As the school evolved with the charter school movement in Washington, DC, our student population began to reflect the city’s demographic. Our students are 96% African American, 3% Hispanic, and 1% Mixed race; 77% are considered at-risk, and 49% of our students live in wards 7 and 8. Our school is in Ward 1. At least half of our students come to us each year reading and doing mathematics below grade level. But one thing remains constant, our parents want their children to be successful, they want school choice for their children, and they want them to be safe. Our school has addressed these desires and more.

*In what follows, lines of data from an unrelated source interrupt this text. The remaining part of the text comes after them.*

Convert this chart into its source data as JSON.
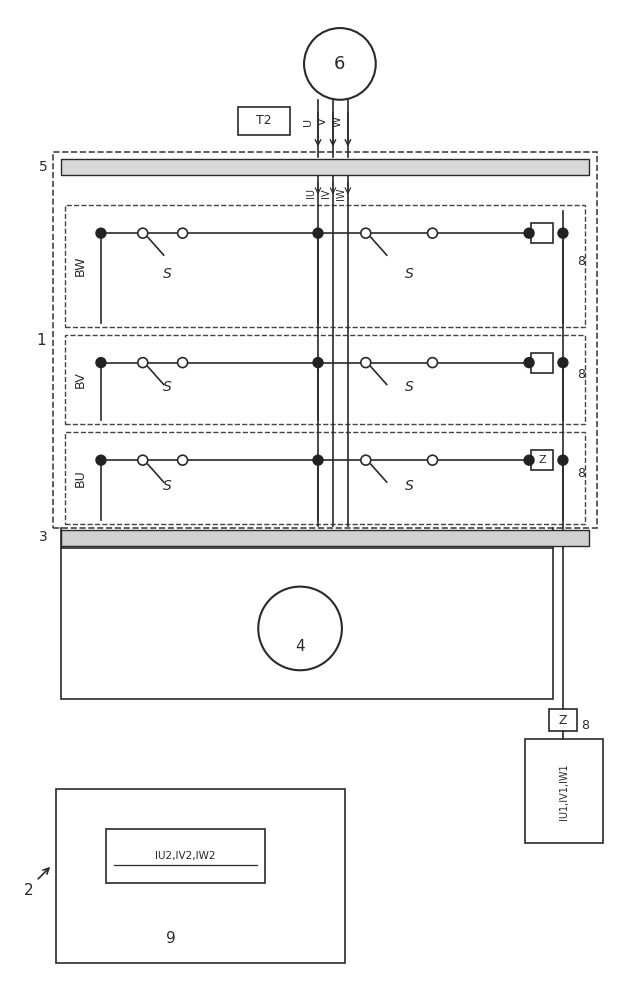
{
  "bg_color": "#ffffff",
  "line_color": "#2a2a2a",
  "dashed_color": "#444444",
  "filled_dot_color": "#222222",
  "open_dot_color": "#ffffff",
  "fig_width": 6.36,
  "fig_height": 10.0,
  "labels": {
    "l1": "1",
    "l2": "2",
    "l3": "3",
    "l4": "4",
    "l5": "5",
    "l6": "6",
    "l8": "8",
    "l9": "9",
    "lBW": "BW",
    "lBV": "BV",
    "lBU": "BU",
    "lIU": "IU",
    "lIV": "IV",
    "lIW": "IW",
    "lU": "U",
    "lV": "V",
    "lW": "W",
    "lS": "S",
    "lZ": "Z",
    "lT2": "T2",
    "lIU2IV2IW2": "IU2,IV2,IW2",
    "lIU1IV1IW1": "IU1,IV1,IW1"
  }
}
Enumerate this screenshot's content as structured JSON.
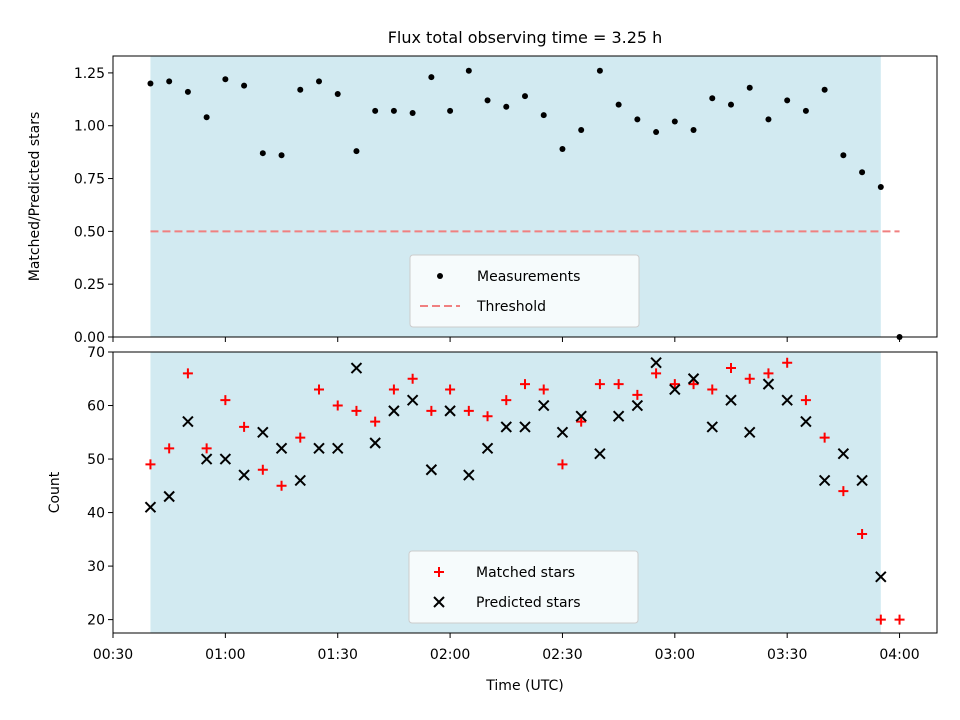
{
  "figure": {
    "title": "Flux total observing time = 3.25 h"
  },
  "chart_data": [
    {
      "type": "scatter",
      "panel": "top",
      "ylabel": "Matched/Predicted stars",
      "xlabel": "",
      "ylim": [
        0,
        1.33
      ],
      "xlim_minutes": [
        30,
        250
      ],
      "yticks": [
        "0.00",
        "0.25",
        "0.50",
        "0.75",
        "1.00",
        "1.25"
      ],
      "ytick_values": [
        0,
        0.25,
        0.5,
        0.75,
        1.0,
        1.25
      ],
      "shaded_span": [
        "00:40",
        "03:55"
      ],
      "shade_color": "#add8e6",
      "grid": false,
      "legend_position": "lower-center",
      "threshold": {
        "name": "Threshold",
        "value": 0.5,
        "x_range": [
          "00:40",
          "04:00"
        ],
        "color": "#f08080",
        "style": "dashed"
      },
      "series": [
        {
          "name": "Measurements",
          "marker": "dot",
          "color": "#000000",
          "x": [
            "00:40",
            "00:45",
            "00:50",
            "00:55",
            "01:00",
            "01:05",
            "01:10",
            "01:15",
            "01:20",
            "01:25",
            "01:30",
            "01:35",
            "01:40",
            "01:45",
            "01:50",
            "01:55",
            "02:00",
            "02:05",
            "02:10",
            "02:15",
            "02:20",
            "02:25",
            "02:30",
            "02:35",
            "02:40",
            "02:45",
            "02:50",
            "02:55",
            "03:00",
            "03:05",
            "03:10",
            "03:15",
            "03:20",
            "03:25",
            "03:30",
            "03:35",
            "03:40",
            "03:45",
            "03:50",
            "03:55",
            "04:00"
          ],
          "y": [
            1.2,
            1.21,
            1.16,
            1.04,
            1.22,
            1.19,
            0.87,
            0.86,
            1.17,
            1.21,
            1.15,
            0.88,
            1.07,
            1.07,
            1.06,
            1.23,
            1.07,
            1.26,
            1.12,
            1.09,
            1.14,
            1.05,
            0.89,
            0.98,
            1.26,
            1.1,
            1.03,
            0.97,
            1.02,
            0.98,
            1.13,
            1.1,
            1.18,
            1.03,
            1.12,
            1.07,
            1.17,
            0.86,
            0.78,
            0.71,
            0.0
          ]
        }
      ]
    },
    {
      "type": "scatter",
      "panel": "bottom",
      "ylabel": "Count",
      "xlabel": "Time (UTC)",
      "ylim": [
        17.5,
        70
      ],
      "xlim_minutes": [
        30,
        250
      ],
      "yticks": [
        "20",
        "30",
        "40",
        "50",
        "60",
        "70"
      ],
      "ytick_values": [
        20,
        30,
        40,
        50,
        60,
        70
      ],
      "xticks": [
        "00:30",
        "01:00",
        "01:30",
        "02:00",
        "02:30",
        "03:00",
        "03:30",
        "04:00"
      ],
      "shaded_span": [
        "00:40",
        "03:55"
      ],
      "shade_color": "#add8e6",
      "grid": false,
      "legend_position": "lower-center",
      "series": [
        {
          "name": "Matched stars",
          "marker": "plus",
          "color": "#ff0000",
          "x": [
            "00:40",
            "00:45",
            "00:50",
            "00:55",
            "01:00",
            "01:05",
            "01:10",
            "01:15",
            "01:20",
            "01:25",
            "01:30",
            "01:35",
            "01:40",
            "01:45",
            "01:50",
            "01:55",
            "02:00",
            "02:05",
            "02:10",
            "02:15",
            "02:20",
            "02:25",
            "02:30",
            "02:35",
            "02:40",
            "02:45",
            "02:50",
            "02:55",
            "03:00",
            "03:05",
            "03:10",
            "03:15",
            "03:20",
            "03:25",
            "03:30",
            "03:35",
            "03:40",
            "03:45",
            "03:50",
            "03:55",
            "04:00"
          ],
          "y": [
            49,
            52,
            66,
            52,
            61,
            56,
            48,
            45,
            54,
            63,
            60,
            59,
            57,
            63,
            65,
            59,
            63,
            59,
            58,
            61,
            64,
            63,
            49,
            57,
            64,
            64,
            62,
            66,
            64,
            64,
            63,
            67,
            65,
            66,
            68,
            61,
            54,
            44,
            36,
            20,
            20
          ]
        },
        {
          "name": "Predicted stars",
          "marker": "x",
          "color": "#000000",
          "x": [
            "00:40",
            "00:45",
            "00:50",
            "00:55",
            "01:00",
            "01:05",
            "01:10",
            "01:15",
            "01:20",
            "01:25",
            "01:30",
            "01:35",
            "01:40",
            "01:45",
            "01:50",
            "01:55",
            "02:00",
            "02:05",
            "02:10",
            "02:15",
            "02:20",
            "02:25",
            "02:30",
            "02:35",
            "02:40",
            "02:45",
            "02:50",
            "02:55",
            "03:00",
            "03:05",
            "03:10",
            "03:15",
            "03:20",
            "03:25",
            "03:30",
            "03:35",
            "03:40",
            "03:45",
            "03:50",
            "03:55"
          ],
          "y": [
            41,
            43,
            57,
            50,
            50,
            47,
            55,
            52,
            46,
            52,
            52,
            67,
            53,
            59,
            61,
            48,
            59,
            47,
            52,
            56,
            56,
            60,
            55,
            58,
            51,
            58,
            60,
            68,
            63,
            65,
            56,
            61,
            55,
            64,
            61,
            57,
            46,
            51,
            46,
            28
          ]
        }
      ]
    }
  ]
}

Many of our parents have not attended or even thought of attending college. But when their middle school children step on Howard University’s campus, they are stepping into their future, and we emphasize that college is within their grasp, that it is a possibility for them. Success looks different for each child in our school. If their reading level is at kindergarten in the 6th grade, success is reading at a 3rd-grade level by the 7th grade, and we celebrate that success. We teach goal setting, and each child has a mentor who helps them set goals and execute the steps to achieve their goals.

We emphasize to our students that they have choices in life. There are actions and consequences as opposed to discipline and punishment. We teach our young people to respect each other and themselves using restorative justice. We remind them of who they are, the descendants of kings, queens, scientists, and inventors, and that their ancestors weaved the fabric of this country, and they are responsible for carrying on this powerful legacy. We attempt to remove every obstacle to their success by counseling students and families, and addressing homelessness, food, and clothing insecurities. We are indeed a family.

Our students are indeed a part of the Howard University (HU) community. Visits to the HU School of Medicine allow our children to see cadavers and learn about the human body firsthand. Visits to the HU School of Chemistry allowed them to understand the desalination process using soda for their experiment. Professors from the HU College of Liberal Arts visit our classes and teach Spanish and Latin. The Reserve Officers’ Training Corps (ROTC) program at Howard sponsored a drill team for some of our more challenging boys, sparking an interest in college for many of them. The Divine 9 provides mentors to our students each year. Dr. Gregg Carr has instructed our students on the history of African American music and has welcomed our students into his classroom to learn with HU students. The HU Cheerleading coach coached our cheer team. The School of Dentistry provides preventative dental care to our students. The HU School of Education’s student teachers complete their practicum with our children in our classrooms.

A marriage is a formally recognized union of two partners in a personal relationship. When Howard University chartered our school, we became partners in an association dedicated to providing an opportunity to those students who are furthest from it, and we have succeeded. If you ask our middle school students where they go to school, they will say, “I go to Howard.” That is the future talking.